Should it be the temple though?

These thoughts, the voice of the Bad Man, become increasingly louder. When they get too loud the voice I call my own is unable to overcome it, all my reason and my rationale – my love for myself and the love I feel from the people in my life are invisible and silenced.

This is the internal war that the people you love who have killed themselves have waged, and lost – all the while smiling and keeping up appearances. Taking selfies, making love, smiling for family photographs, being the funniest person in the room. I have talked people out of their own suicide and provided the necessary support to prevent it while simultaneously battling all the desires and urges that would put me in the same position on more occasions than I can count.

Suicide Prevention Month Ain’t

September is the month that we’re inundated with social media posts reminding us that “Someone is listening” and to call the National Suicide Prevention Hotline – so they don’t have to be the one listening.

Maybe the Hotline is helpful, I don’t know – but I can tell you from the perspective of someone who sees that number posted with great frequency that if I’m looking at my phone or computer and desire to call that hotline, I’ll use Google. I find it as useful as “thoughts and prayers” every time a busload of children are mowed down during their school day.

I don’t need to think about suicide more just because you incorrectly believe that social media is the place where I’ll come to the conclusion that I want to live. The news cycle, generally, makes me want to kill myself if I think about it too much – If I’m suicidal I need to avoid Facebook or just look at memes.

If you want or need to memorialize a friend or family member on social media who has died by suicide – do that in a way that honors them and begs honest discussion from the people around you. The last few years I’ve seen a lot of that. I find that memorializing someone you love with very honest conversation about this thing reminds me of the impact, and that I would not be forgotten.

Empty platitudes about my mental health do not help me and they don’t help anyone else. Learn how to listen, learn how to actively help people who are at the end of their rope feel just enough love to hold on for a bit longer. Never – unless you have already made an agreement with this person – call the police or any authorities to involve themselves. Many of us cannot afford a hospital visit and it’ll just compound this problem when we get the bill.

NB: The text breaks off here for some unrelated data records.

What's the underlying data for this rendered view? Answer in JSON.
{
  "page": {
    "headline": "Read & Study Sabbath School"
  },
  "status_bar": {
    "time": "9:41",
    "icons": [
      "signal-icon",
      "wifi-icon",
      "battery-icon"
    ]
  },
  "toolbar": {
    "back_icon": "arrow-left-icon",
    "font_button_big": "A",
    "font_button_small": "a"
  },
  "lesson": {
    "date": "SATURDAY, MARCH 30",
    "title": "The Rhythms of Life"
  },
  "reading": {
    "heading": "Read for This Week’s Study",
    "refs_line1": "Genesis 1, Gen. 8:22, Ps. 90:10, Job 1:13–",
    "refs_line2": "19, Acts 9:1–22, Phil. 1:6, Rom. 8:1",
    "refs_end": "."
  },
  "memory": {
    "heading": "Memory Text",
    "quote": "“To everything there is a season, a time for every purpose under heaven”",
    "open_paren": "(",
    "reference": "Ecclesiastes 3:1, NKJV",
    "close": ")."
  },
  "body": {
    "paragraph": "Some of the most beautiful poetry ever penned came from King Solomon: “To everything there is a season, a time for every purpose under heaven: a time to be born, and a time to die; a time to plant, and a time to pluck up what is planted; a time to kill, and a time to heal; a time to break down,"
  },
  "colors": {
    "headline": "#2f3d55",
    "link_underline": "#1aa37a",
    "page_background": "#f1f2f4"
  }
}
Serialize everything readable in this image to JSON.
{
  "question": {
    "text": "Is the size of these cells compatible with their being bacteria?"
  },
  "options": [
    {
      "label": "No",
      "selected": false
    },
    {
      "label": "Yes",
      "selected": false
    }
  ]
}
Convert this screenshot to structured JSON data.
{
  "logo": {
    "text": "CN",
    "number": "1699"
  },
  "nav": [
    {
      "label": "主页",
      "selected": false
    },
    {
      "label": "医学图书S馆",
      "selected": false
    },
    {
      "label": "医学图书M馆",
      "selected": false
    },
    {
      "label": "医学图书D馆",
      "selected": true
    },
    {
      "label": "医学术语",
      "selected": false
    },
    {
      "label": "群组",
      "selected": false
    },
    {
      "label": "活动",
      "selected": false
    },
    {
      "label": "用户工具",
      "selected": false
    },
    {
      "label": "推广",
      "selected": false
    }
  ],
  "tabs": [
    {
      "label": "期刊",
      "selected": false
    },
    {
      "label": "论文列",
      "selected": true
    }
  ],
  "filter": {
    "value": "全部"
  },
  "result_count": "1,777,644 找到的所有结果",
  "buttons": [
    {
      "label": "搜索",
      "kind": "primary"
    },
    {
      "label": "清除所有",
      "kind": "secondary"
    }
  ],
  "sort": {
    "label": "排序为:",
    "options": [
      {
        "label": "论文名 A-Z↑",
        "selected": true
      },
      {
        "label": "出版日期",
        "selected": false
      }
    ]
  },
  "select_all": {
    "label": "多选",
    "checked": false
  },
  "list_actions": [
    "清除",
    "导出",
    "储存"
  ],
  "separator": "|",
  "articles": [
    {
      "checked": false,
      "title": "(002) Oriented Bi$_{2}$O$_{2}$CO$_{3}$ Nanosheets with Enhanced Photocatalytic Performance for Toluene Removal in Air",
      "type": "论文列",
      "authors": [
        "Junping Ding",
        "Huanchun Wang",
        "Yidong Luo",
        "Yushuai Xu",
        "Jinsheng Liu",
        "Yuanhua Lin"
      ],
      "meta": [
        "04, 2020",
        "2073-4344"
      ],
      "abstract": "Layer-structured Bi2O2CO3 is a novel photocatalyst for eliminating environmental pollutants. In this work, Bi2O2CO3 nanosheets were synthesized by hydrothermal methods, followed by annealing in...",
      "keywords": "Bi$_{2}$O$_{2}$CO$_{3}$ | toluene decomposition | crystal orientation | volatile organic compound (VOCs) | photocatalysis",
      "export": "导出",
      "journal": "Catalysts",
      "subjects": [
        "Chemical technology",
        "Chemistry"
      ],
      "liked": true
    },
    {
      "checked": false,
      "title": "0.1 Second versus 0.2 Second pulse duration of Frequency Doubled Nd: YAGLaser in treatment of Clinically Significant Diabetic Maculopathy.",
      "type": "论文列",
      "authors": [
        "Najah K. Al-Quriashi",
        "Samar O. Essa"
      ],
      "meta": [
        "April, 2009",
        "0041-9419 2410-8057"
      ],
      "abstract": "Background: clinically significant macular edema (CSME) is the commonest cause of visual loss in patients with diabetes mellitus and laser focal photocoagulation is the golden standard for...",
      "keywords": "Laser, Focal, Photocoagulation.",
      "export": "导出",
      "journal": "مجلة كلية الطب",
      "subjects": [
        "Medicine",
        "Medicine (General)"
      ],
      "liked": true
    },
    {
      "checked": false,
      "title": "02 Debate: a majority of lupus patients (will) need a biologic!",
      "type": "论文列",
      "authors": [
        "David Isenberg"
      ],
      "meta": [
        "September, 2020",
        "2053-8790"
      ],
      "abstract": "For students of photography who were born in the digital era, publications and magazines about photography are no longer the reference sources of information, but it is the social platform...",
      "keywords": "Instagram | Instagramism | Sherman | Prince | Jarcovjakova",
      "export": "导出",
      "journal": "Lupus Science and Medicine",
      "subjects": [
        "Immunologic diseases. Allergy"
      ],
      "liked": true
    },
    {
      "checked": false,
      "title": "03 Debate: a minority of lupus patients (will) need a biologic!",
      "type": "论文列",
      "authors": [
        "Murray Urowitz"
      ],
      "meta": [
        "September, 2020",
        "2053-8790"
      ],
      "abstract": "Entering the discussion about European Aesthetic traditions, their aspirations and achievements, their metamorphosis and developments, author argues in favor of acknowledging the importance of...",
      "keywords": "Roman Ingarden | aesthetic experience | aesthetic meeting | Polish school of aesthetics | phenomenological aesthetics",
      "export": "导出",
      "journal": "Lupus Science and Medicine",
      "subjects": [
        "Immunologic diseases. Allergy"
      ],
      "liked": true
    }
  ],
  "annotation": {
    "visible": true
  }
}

If you are in a mental state that makes you capable of helping someone, help. If you aren’t – get away or you’ll likely make this worse. If you aren’t sure, you should start having conversations with the people in your life who are at risk, if you are at risk yourself I find that a good way to start that conversation is with a little honesty about your own experiences. Much like many of you are reading this and thinking, “Shit. That’s me.” The ability to recognize your own struggle in the life of another person gives us the opportunity to learn and help one another.

Care wholly and love actively. If you fail in these most essential steps, you should ignore Suicide Awareness Month entirely. It is not a hotline number, or a half-assed Facebook message that is most likely to make the difference for us. Being cared about with every fiber of another person’s being, and being loved in ways that are demonstrable are the best tools we have in silencing the voices of our Bad Men.